| October 2009 | Vol. 2, No. 10 |
Casenotes
Indiana
Foreclosure
Neu v Gibson, 905 NE2d 465 (Ind Ct App 2009).
Facts:John Nowak originally owned the property in question in this case. Nowak granted a mortgage to the Irwin Mortgage Corporation (Irwin), which was recorded in April 2004. In September 2004, Nowak bought all of the stock in Cellular Telephone Centers T.H., Inc. owned by Brett Gibson for $350,000. Nowak executed a promissory note for this amount to Gibson and secured it with a second mortgage on the property, which was recorded on September 30, 2004.
Without notice to Gibson, Nowak proceeded to sell the property to Thomas and Elizabeth Neu for $595,391.06. Gibson did not indicate that a second mortgage was attached to the property, and the title search did not reveal the mortgage held by Gibson. The Neus proceeded to purchase the home, borrowing part of the funds from Washington Mutual Bank, to whom they executed a new mortgage on the property, recorded March 2005. The mortgage was subsequently acquired by the Wells Fargo Bank.

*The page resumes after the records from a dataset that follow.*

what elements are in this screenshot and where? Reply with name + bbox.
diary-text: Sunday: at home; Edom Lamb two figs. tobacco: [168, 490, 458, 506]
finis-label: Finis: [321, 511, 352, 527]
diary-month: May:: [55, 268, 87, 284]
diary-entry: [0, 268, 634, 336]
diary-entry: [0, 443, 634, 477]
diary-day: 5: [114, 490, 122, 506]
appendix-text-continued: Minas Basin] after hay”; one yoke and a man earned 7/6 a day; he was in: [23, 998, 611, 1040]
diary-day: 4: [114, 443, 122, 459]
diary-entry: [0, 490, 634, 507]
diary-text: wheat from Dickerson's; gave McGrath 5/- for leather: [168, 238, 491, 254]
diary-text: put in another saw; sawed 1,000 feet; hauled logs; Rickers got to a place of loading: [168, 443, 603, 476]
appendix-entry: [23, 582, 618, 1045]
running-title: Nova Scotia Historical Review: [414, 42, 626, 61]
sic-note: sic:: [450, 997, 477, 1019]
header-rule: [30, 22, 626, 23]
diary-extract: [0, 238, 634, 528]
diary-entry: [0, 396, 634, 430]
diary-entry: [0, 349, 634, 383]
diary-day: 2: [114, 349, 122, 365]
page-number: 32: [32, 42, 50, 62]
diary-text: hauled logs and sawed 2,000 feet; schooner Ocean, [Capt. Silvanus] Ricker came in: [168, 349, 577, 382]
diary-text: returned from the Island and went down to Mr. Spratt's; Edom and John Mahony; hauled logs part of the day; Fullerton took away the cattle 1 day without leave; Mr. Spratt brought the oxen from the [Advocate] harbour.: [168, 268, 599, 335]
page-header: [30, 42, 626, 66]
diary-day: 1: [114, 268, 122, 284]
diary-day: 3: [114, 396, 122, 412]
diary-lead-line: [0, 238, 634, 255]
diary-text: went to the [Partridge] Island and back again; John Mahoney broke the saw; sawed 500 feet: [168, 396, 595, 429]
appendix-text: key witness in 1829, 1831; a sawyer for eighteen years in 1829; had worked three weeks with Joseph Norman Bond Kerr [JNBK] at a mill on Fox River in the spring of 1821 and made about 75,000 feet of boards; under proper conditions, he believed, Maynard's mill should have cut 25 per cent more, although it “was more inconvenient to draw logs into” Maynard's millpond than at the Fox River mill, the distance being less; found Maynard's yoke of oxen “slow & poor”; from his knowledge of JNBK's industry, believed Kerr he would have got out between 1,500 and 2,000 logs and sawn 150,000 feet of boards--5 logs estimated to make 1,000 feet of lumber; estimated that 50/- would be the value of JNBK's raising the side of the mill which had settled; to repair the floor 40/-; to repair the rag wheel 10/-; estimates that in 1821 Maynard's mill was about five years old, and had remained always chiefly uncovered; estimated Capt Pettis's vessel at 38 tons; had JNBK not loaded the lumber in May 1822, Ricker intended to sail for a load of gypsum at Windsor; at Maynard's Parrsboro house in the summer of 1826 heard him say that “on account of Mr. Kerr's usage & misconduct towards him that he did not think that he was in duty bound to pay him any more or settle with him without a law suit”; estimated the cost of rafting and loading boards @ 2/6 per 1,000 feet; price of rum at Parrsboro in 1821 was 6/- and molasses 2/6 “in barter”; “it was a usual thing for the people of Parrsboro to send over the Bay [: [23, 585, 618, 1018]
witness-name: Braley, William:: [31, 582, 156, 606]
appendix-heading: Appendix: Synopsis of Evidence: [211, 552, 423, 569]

When Nowak stopped making payments on his loan with Gibson, Gibson filed for foreclosure against the Neus, Nowak, and the bank. Nowak filed for bankruptcy. Through a series of motions, hearings, and appeals, Wells Fargo was granted equitable subrogation and retained the first priority lien in place of Irwin. The Neus and Wells Fargo then filed a summary judgment motion for the foreclosure of the lien or, in the alternate, for a sheriff's sale of the property; Gibson opposed this on the grounds that neither Wells Fargo nor the Neus have proper standing to demand a foreclosure. The trial court granted summary judgment in favor of Gibson.
Holding:Affirmed in part; reversed in part; remanded for further proceedings.
The court disagreed with the notion brought forth by Gibson that equitable subrogation only gave rise to priority and no other rights. As such, the court concluded that Wells Fargo inherited some of the rights granted to Irwin by the mortgage between it and Nowak. Because Nowak's mortgage was paid off at closing with the Neus, however, Nowak could not be in default, and Wells Fargo could not use its subrogation of the Irwin mortgage to springboard a foreclosure.
The court, however, found that Indiana statutes, particularly Indiana Code Section 32-29-7-3, gave the right to demand a sheriff's sale to all parties who may enforce judgment, rather than the party entitled to foreclosure, or the prevailing party. As such, the Neus and Wells Fargo were parties entitled to enforcement of the judgment because all parties in this case received enforceable rights through the judgment of the trial court. The fact that they did not prevail did not, according to the court's interpretation of the statute, bar them from demanding a sheriff's sale.